Is Working With Fiberglass Dangerous?

Depending on how you define “danger” and which kind of work the discussion is about, you may conclude that working with fiberglass is a hazard. The effects of this material can range from itching and discomfort to to lung damage. OSHA has abundant information about Synthetic Mineral Fibers including fibrous glass. The goal then is to minimize exposure through various means.

Exposure to Fiberglass Dust

Exposure to fiberglass can occur in a number of ways. Fiberglass dust on the skin, in the eyes and even lung exposure are some of the common ways that people are affected by fiberglass dust.

Skin Contact

Anyone that has worked with insulation for any length of time and has not had gloves on knows just how uncomfortable getting fiberglass on the skin can be. The itching and perhaps even burning of the skin ragnes from uncofortable to downright irritating. Redness, swelling, and pain are not pleasurable sensations for the skin; especially the sensitive areas.

Eye Exposure

Fiberglass dust can easily get into your eyes and wreak havoc in that moist environment. It is one thing to have itchy skin from fiberglass, but it is altogether different to have fiberglass in your eyes. Itchy eyes are very difficult to resist rubbing. And rubbing your eyes when they have fiberglass dust in them, can result in damage. The best opition is to not get the dust in your eyes in the first place.
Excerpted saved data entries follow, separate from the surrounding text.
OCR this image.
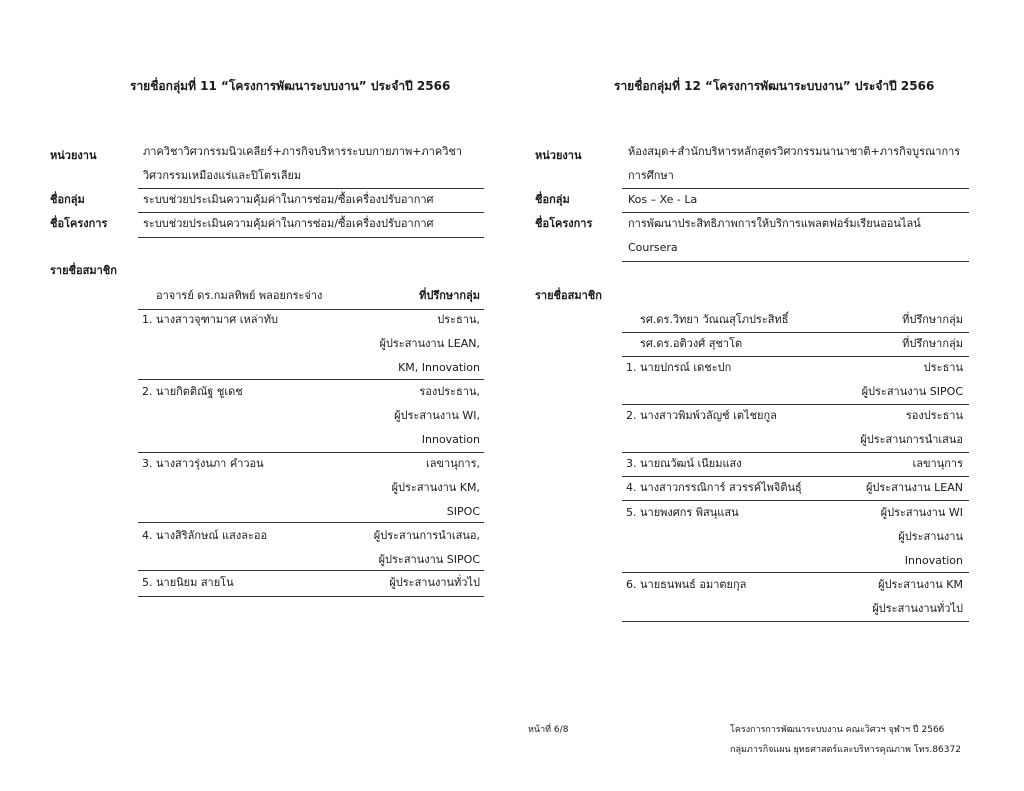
รายชื่อกลุ่มที่ 11 “โครงการพัฒนาระบบงาน” ประจำปี 2566
หน่วยงาน	ภาควิชาวิศวกรรมนิวเคลียร์+ภารกิจบริหารระบบกายภาพ+ภาควิชา
วิศวกรรมเหมืองแร่และปิโตรเลียม
ชื่อกลุ่ม	ระบบช่วยประเมินความคุ้มค่าในการซ่อม/ซื้อเครื่องปรับอากาศ
ชื่อโครงการ	ระบบช่วยประเมินความคุ้มค่าในการซ่อม/ซื้อเครื่องปรับอากาศ
รายชื่อสมาชิก
อาจารย์ ดร.กมลทิพย์ พลอยกระจ่าง	ที่ปรึกษากลุ่ม
1. นางสาวจุฑามาศ เหล่าทับ	ประธาน,
ผู้ประสานงาน LEAN,
KM, Innovation
2. นายกิตติณัฐ ชูเดช	รองประธาน,
ผู้ประสานงาน WI,
Innovation
3. นางสาวรุ่งนภา คำวอน	เลขานุการ,
ผู้ประสานงาน KM,
SIPOC
4. นางสิริลักษณ์ แสงละออ	ผู้ประสานการนำเสนอ,
ผู้ประสานงาน SIPOC
5. นายนิยม สายโน	ผู้ประสานงานทั่วไป
รายชื่อกลุ่มที่ 12 “โครงการพัฒนาระบบงาน” ประจำปี 2566
หน่วยงาน	ห้องสมุด+สำนักบริหารหลักสูตรวิศวกรรมนานาชาติ+ภารกิจบูรณาการ
การศึกษา
ชื่อกลุ่ม	Kos – Xe - La
ชื่อโครงการ	การพัฒนาประสิทธิภาพการให้บริการแพลตฟอร์มเรียนออนไลน์
Coursera
รายชื่อสมาชิก
รศ.ดร.วิทยา วัณณสุโภประสิทธิ์	ที่ปรึกษากลุ่ม
รศ.ดร.อติวงศ์ สุชาโต	ที่ปรึกษากลุ่ม
1. นายปกรณ์ เดชะปก	ประธาน
ผู้ประสานงาน SIPOC
2. นางสาวพิมพ์วลัญช์ เตไชยกูล	รองประธาน
ผู้ประสานการนำเสนอ
3. นายณวัฒน์ เนียมแสง	เลขานุการ
4. นางสาวกรรณิการ์ สวรรค์ไพจิตินธุ์	ผู้ประสานงาน LEAN
5. นายพงศกร พิสนุแสน	ผู้ประสานงาน WI
ผู้ประสานงาน
Innovation
6. นายธนพนธ์ อมาตยกุล	ผู้ประสานงาน KM
ผู้ประสานงานทั่วไป
หน้าที่ 6/8	โครงการการพัฒนาระบบงาน คณะวิศวฯ จุฬาฯ ปี 2566
กลุ่มภารกิจแผน ยุทธศาสตร์และบริหารคุณภาพ โทร.86372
Breathing Fiberglass Particles

Perhaps the type of exposure that is most concerning is lung exposure through inhalation of fiberglass dust. There has been much debate throughout the years over whether fiberglass dust causes cancer. However, the bodily reactions we have already described give an indication that your lungs are not going to be welcoming this intruder into your body. Even if the effects of fiberglass dust are not cancerous, it stands to reason that most workers would not want to breath in a substance that the skin and eyes find irritating.

Keeping the Workplace Safe

OSHA’s purpose is stated on their about OSHA page. The mission of OSHA is:

With the Occupational Safety and Health Act of 1970, Congress created the Occupational Safety and Health Administration (OSHA) to ensure safe and healthful working conditions for working men and women by setting and enforcing standards and by providing training, outreach, education and assistance.

OSHA Guidelines for Fiberglass Dust Exposure

There are guidelines for limiting workplace exposure to fiberglass that have been in existence since 1999. OSHA and others established a voluntary workpalce exposure limit for breathable fiberglass. Additional infomration can be found via the link referenced above in this same article.

In the end, each kind of breathable particulate brings with it a measure of risk. For the most part though, materials are not usually composed of just one type of substance. Often times working with fiberglass means working with other materials as well. And sanding virtually any material will generate a dust that is breathable. A good rule of thumb, then, is to simply use a dust collection solution when dust is generated. If your shop or workspace does this, you will be more likely to reduce any health risks that could come from exposure to dust from fiberglass materials.